Based on the above innovative design concepts, the rigid robotic arm in the traditional design strategy is finally replaced by a flexible robotic arm. At the same time, soft containers are placed underneath the fruit trees to receive the Camellia oleifera fruits picked by the flexible robotic arm to reduce the collection workload. Flexible robotic arm technology has been widely used and validated in several fields. In the medical field, flexible robotic arms have been used in surgical robots to realize high-precision, low-trauma surgical operations [33]; in the manufacturing field, flexible robotic arms have been used in tasks such as precision assembly and testing to improve productivity and product quality. The advantages of applying the robotic arm to the Camellia oleifera fruit picker are [34]:
(1)
Flexibility: The flexible robotic arm is designed with flexible materials and joints, which can quickly realize complex three-dimensional movement trajectories, avoiding the traditional rigid robotic arm’s difficulty in recognizing specific movements due to kinematic constraints. The flexible robotic arm can reach deep between the branches and leaves of the Camellia oleifera tree, accurately identify and locate the picking target, and realize efficient and accurate picking operations.
(2)
Environmental adaptability: Its flexibility and elasticity allow it to quickly adapt to spatial changes and irregularly shaped objects to accomplish operational tasks in various unstructured environments. The robotic arm can flexibly cope with different shapes and sizes of Camellia oleifera fruits and complex growth environments to improve picking efficiency and quality.
(3)
Cost and Maintenance: Compared to traditional rigid robotic arms, flexible robotic arms utilize flexible and lightweight materials, reducing the need for high-strength and high-precision components and thus lowering manufacturing costs. Flexible robotic arms’ simple structure and durability minimize the need for repairs and replacement parts, reducing maintenance costs.

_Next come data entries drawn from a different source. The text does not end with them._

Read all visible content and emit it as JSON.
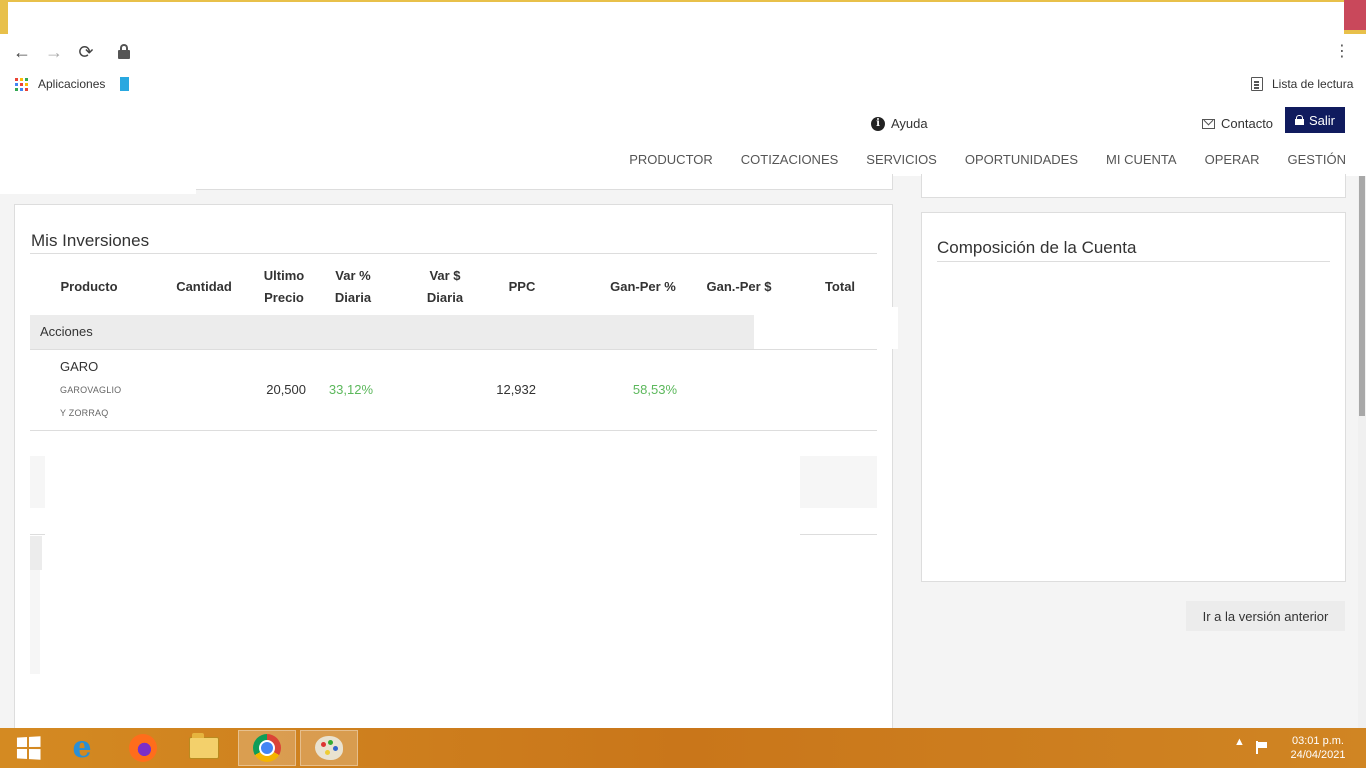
{
  "browser": {
    "bookmarks": [
      {
        "label": "Aplicaciones",
        "icon": "apps-grid-icon"
      }
    ],
    "reading_list_label": "Lista de lectura"
  },
  "header": {
    "help_label": "Ayuda",
    "contact_label": "Contacto",
    "logout_label": "Salir",
    "nav": [
      "PRODUCTOR",
      "COTIZACIONES",
      "SERVICIOS",
      "OPORTUNIDADES",
      "MI CUENTA",
      "OPERAR",
      "GESTIÓN"
    ]
  },
  "investments": {
    "title": "Mis Inversiones",
    "columns": [
      {
        "l1": "Producto",
        "l2": ""
      },
      {
        "l1": "Cantidad",
        "l2": ""
      },
      {
        "l1": "Ultimo",
        "l2": "Precio"
      },
      {
        "l1": "Var %",
        "l2": "Diaria"
      },
      {
        "l1": "Var $",
        "l2": "Diaria"
      },
      {
        "l1": "PPC",
        "l2": ""
      },
      {
        "l1": "Gan-Per %",
        "l2": ""
      },
      {
        "l1": "Gan.-Per $",
        "l2": ""
      },
      {
        "l1": "Total",
        "l2": ""
      }
    ],
    "group_label": "Acciones",
    "rows": [
      {
        "ticker": "GARO",
        "name_line1": "GAROVAGLIO",
        "name_line2": "Y ZORRAQ",
        "last_price": "20,500",
        "var_pct": "33,12%",
        "ppc": "12,932",
        "gain_pct": "58,53%"
      }
    ]
  },
  "composition": {
    "title": "Composición de la Cuenta"
  },
  "prev_version_label": "Ir a la versión anterior",
  "taskbar": {
    "time": "03:01 p.m.",
    "date": "24/04/2021"
  },
  "colors": {
    "logout_bg": "#101b5e",
    "positive": "#5cb85c",
    "taskbar": "#d48a22"
  }
}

Based on the above innovative design concept, visual recognition technology also plays a crucial role in realizing the Camellia oleifera fruit picking machine’s intelligent and accurate picking process. Visual recognition technology can recognize the Camellia oleifera fruit’s precise positioning and recognition and provide accurate picking target information for the robotic arm. Visual recognition technology has been widely used in many fields, such as face recognition, behaviour analysis, intelligent transportation, intelligent manufacturing and other fields, and has achieved remarkable results. Gai, RL et al. proposed a blueberry recognition algorithm TL-YOLOv8 based on the YOLOv8 algorithm to improve the detection accuracy [35]. Li, TX et al. built an artificial peach dataset and introduced PeachYOLO, an efficient and lightweight peach target detection model in complex orchard environments [36]. These application cases verify the effectiveness of visual recognition technology and provide valuable experience and reference for its application in Camellia oleifera fruit picking machines.

5. Discussion

This study proposes an innovative FAHP–FAST–TRIZ–E product design integration methodology based on the science, versatility, innovation and efficiency of product design decisions. The methodology aims to help designers develop innovative products from new perspectives. The applicability and effectiveness of the method are verified through design practice studies. Compared with other conventional design decision-making methods, the technique shows apparent advantages.

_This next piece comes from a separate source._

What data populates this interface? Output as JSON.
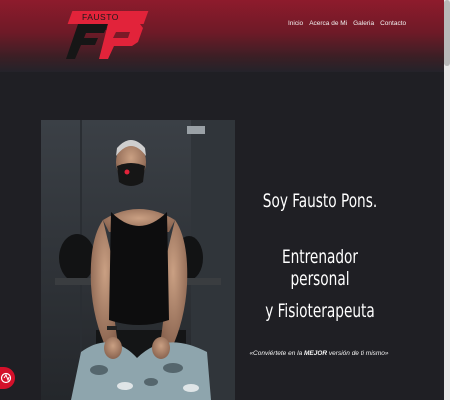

The unique advantages of the proposed FAHP–FAST–TRIZ–E methodology lie in the accuracy of user orientation, scientific and focused clarity of decision-making, the ability to transform requirements for functional realization, the stimulation of innovativeness, and the concretization of solutions. Unlike traditional methods that rely only on the experience of designers or the guidance of a single theory, the methodology of this study integrates Fuzzy Hierarchical Analysis, Functional Analysis Systematic Technique Method, TRIZ Theory, and Topologically Transformable Theory, which can accurately transform user needs into specific design improvement points. This interdisciplinary integration not only deepens the understanding of user requirements but also improves the reliability of the design, ultimately leading to innovative solutions.

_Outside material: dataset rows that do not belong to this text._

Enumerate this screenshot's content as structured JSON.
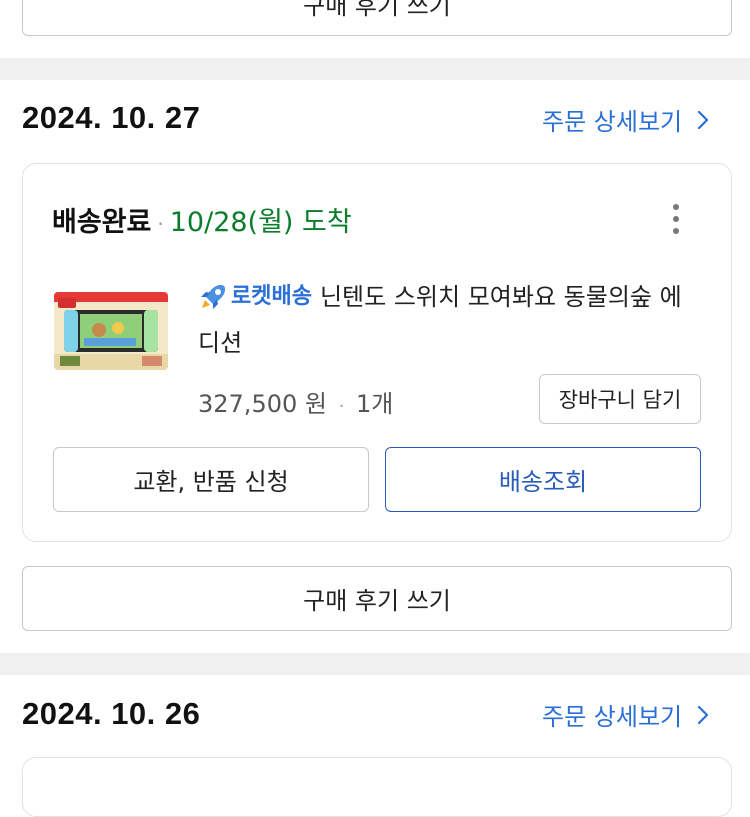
{
  "top_review_button": {
    "label": "구매 후기 쓰기"
  },
  "orders": [
    {
      "date": "2024. 10. 27",
      "detail_link": "주문 상세보기",
      "status": "배송완료",
      "arrival": "10/28(월) 도착",
      "badge_label": "로켓배송",
      "product_name": "닌텐도 스위치 모여봐요 동물의숲 에디션",
      "product_name_line1": "닌텐도 스위치 모여봐요 동물의숲 에",
      "product_name_line2": "디션",
      "price": "327,500 원",
      "quantity": "1개",
      "cart_button": "장바구니 담기",
      "exchange_button": "교환, 반품 신청",
      "tracking_button": "배송조회",
      "review_button": "구매 후기 쓰기"
    },
    {
      "date": "2024. 10. 26",
      "detail_link": "주문 상세보기"
    }
  ],
  "icons": {
    "chevron": "chevron-right-icon",
    "kebab": "more-vertical-icon",
    "rocket": "rocket-icon"
  },
  "colors": {
    "link_blue": "#2a6fd6",
    "arrival_green": "#0a7d2c",
    "tracking_border": "#2a5bb8",
    "separator_gray": "#f0f0f0"
  }
}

In addition, this study demonstrates a new approach to bridge the shortcomings of a single theory and produce a universal design theory. The proposed FAHP–FAST–TRIZ–E methodology, by integrating different design theories, especially applying TRIZ theory and Extension transformation theory in solving design problems, provides designers with an efficient tool that helps them quickly generate solutions when faced with complex design challenges. The FAHP–FAST–TRIZ–E approach provides a new perspective to overcome the challenge of translating the principle guidance of TRIZ theory into concrete product conceptual solutions in previous design research. Topological transformation theory reduces the difficulty of translating the original TRIZ understanding. It provides new ideas for innovative design by formally investigating the solution of contradictory problems to generate specific design solutions.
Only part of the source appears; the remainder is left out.